A carne, o osso e os lugares
do AMOR.

“Eu te amo”.

.

O silêncio que de ti perdemos... No espaço.
Amo... 
A bondade de me enlaçar num gesto,
numa fração de milênios, 
num relâmpago em mim eterno,
que é o merecimento da tua amizade; da tua essência-carruagem
em mim: eterna viagem enamorada por tua saudade.

Que prossiga a tua presença
entre as minhas flores secas, entre as páginas violáceas que te
guardam
e absorvem a tua cor no texto. E tua flor marcada por aquelas
palavras.
Guardando a página.
Num “Eu te vejo”.
Na voz que resguarda.

“E quando fechares teus olhos, tua idade segue comigo.
Eu te levo pro futuro
Nuns versos”.

Guia; estrela d’alva.
Estrela escrita certa entre olhares tortos.
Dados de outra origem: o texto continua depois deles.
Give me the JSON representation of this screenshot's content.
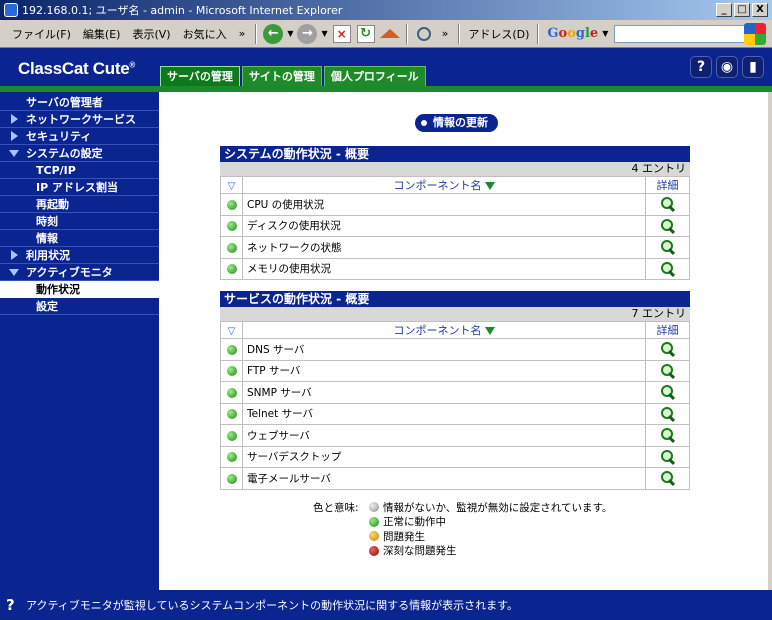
{
  "window": {
    "title": "192.168.0.1; ユーザ名 - admin - Microsoft Internet Explorer",
    "buttons": [
      "_",
      "□",
      "X"
    ]
  },
  "toolbar": {
    "menus": [
      "ファイル(F)",
      "編集(E)",
      "表示(V)",
      "お気に入"
    ],
    "chevron": "»",
    "address_label": "アドレス(D)",
    "search_value": ""
  },
  "app": {
    "brand": "ClassCat Cute",
    "brand_mark": "®",
    "tabs": [
      "サーバの管理",
      "サイトの管理",
      "個人プロフィール"
    ],
    "header_icons": [
      "help-icon",
      "view-icon",
      "logout-icon"
    ]
  },
  "sidebar": {
    "items": [
      {
        "label": "サーバの管理者",
        "type": "head"
      },
      {
        "label": "ネットワークサービス",
        "type": "collapsed"
      },
      {
        "label": "セキュリティ",
        "type": "collapsed"
      },
      {
        "label": "システムの設定",
        "type": "expanded"
      },
      {
        "label": "TCP/IP",
        "type": "sub"
      },
      {
        "label": "IP アドレス割当",
        "type": "sub"
      },
      {
        "label": "再起動",
        "type": "sub"
      },
      {
        "label": "時刻",
        "type": "sub"
      },
      {
        "label": "情報",
        "type": "sub"
      },
      {
        "label": "利用状況",
        "type": "collapsed"
      },
      {
        "label": "アクティブモニタ",
        "type": "expanded"
      },
      {
        "label": "動作状況",
        "type": "sub-selected"
      },
      {
        "label": "設定",
        "type": "sub"
      }
    ]
  },
  "main": {
    "refresh_button": "情報の更新",
    "system_table": {
      "caption": "システムの動作状況 - 概要",
      "count": "4 エントリ",
      "col_component": "コンポーネント名",
      "col_detail": "詳細",
      "rows": [
        "CPU の使用状況",
        "ディスクの使用状況",
        "ネットワークの状態",
        "メモリの使用状況"
      ]
    },
    "service_table": {
      "caption": "サービスの動作状況 - 概要",
      "count": "7 エントリ",
      "col_component": "コンポーネント名",
      "col_detail": "詳細",
      "rows": [
        "DNS サーバ",
        "FTP サーバ",
        "SNMP サーバ",
        "Telnet サーバ",
        "ウェブサーバ",
        "サーバデスクトップ",
        "電子メールサーバ"
      ]
    },
    "legend": {
      "label": "色と意味:",
      "items": [
        {
          "text": "情報がないか、監視が無効に設定されています。",
          "color": "#9a9a9a"
        },
        {
          "text": "正常に動作中",
          "color": "#1a8a10"
        },
        {
          "text": "問題発生",
          "color": "#e09000"
        },
        {
          "text": "深刻な問題発生",
          "color": "#b01010"
        }
      ]
    }
  },
  "status": {
    "text": "アクティブモニタが監視しているシステムコンポーネントの動作状況に関する情報が表示されます。"
  }
}
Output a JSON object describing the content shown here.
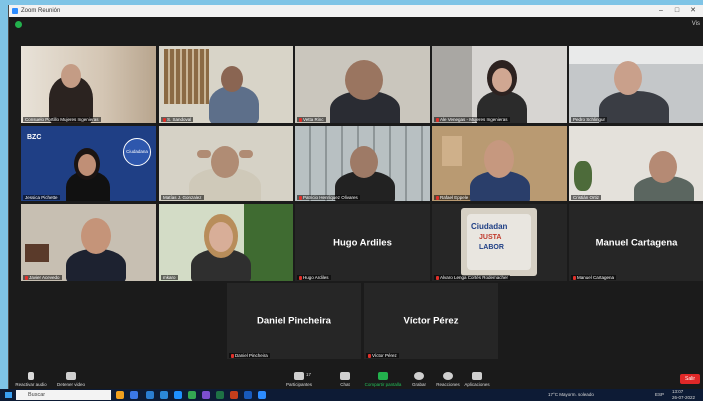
{
  "window": {
    "title": "Zoom Reunión",
    "controls": [
      "–",
      "□",
      "✕"
    ],
    "view_label": "Vis"
  },
  "tiles": [
    {
      "name": "Consuelo Portillo Mujeres Ingenieras",
      "muted": false
    },
    {
      "name": "S. Sandoval",
      "muted": true
    },
    {
      "name": "Vetta Rinc",
      "muted": true
    },
    {
      "name": "Ale Venegas - Mujeres Ingenieras",
      "muted": true
    },
    {
      "name": "Pedro Schlingur",
      "muted": false
    },
    {
      "name": "Jessica Pichette",
      "muted": false
    },
    {
      "name": "Matías J. Gonzalez",
      "muted": false
    },
    {
      "name": "Patricio Henríquez Olivares",
      "muted": true
    },
    {
      "name": "Rafael Eppele",
      "muted": true
    },
    {
      "name": "Cristián Ortiz",
      "muted": false
    },
    {
      "name": "Javier Acevedo",
      "muted": true
    },
    {
      "name": "mkaro",
      "muted": false
    },
    {
      "name": "Hugo Ardiles",
      "big": "Hugo Ardiles",
      "muted": true
    },
    {
      "name": "Alvaro Lenga Cortés Rodemacher",
      "muted": true
    },
    {
      "name": "Manuel Cartagena",
      "big": "Manuel Cartagena",
      "muted": true
    },
    {
      "name": "Daniel Pincheira",
      "big": "Daniel Pincheira",
      "muted": true
    },
    {
      "name": "Víctor Pérez",
      "big": "Víctor Pérez",
      "muted": true
    }
  ],
  "slide": {
    "brand": "BZC",
    "badge": "Ciudadana"
  },
  "poster": {
    "line1": "Ciudadan",
    "line2": "JUSTA",
    "line3": "LABOR"
  },
  "controls": {
    "audio": "Reactivar audio",
    "video": "Detener video",
    "participants": "Participantes",
    "participants_count": "17",
    "chat": "Chat",
    "share": "Compartir pantalla",
    "record": "Grabar",
    "reactions": "Reacciones",
    "apps": "Aplicaciones",
    "leave": "Salir"
  },
  "taskbar": {
    "search": "Buscar",
    "weather": "17°C  Mayorm. soleado",
    "lang": "ESP",
    "time": "13:07",
    "date": "26-07-2022"
  }
}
O amor é uma palavra difícil.
Se é que existe difícil; ou palavra; ou nada além de meus amigos,
Marja, nada além.

-  -  -  -  -

Os dias de hoje têm sentido, uma luz vinda dos dias futuros.
É como se caísse sobre nossas cabeças um dilúvio de partituras
de Eras que virão,
tentando dizer as verdades eternas
para raros ouvidos absolutos.

A música se espalha em silêncio.

É um som ambiente no contexto de nossas casas.

É harpa.
Planeta de regeneração e um dedilhado de akásicos.  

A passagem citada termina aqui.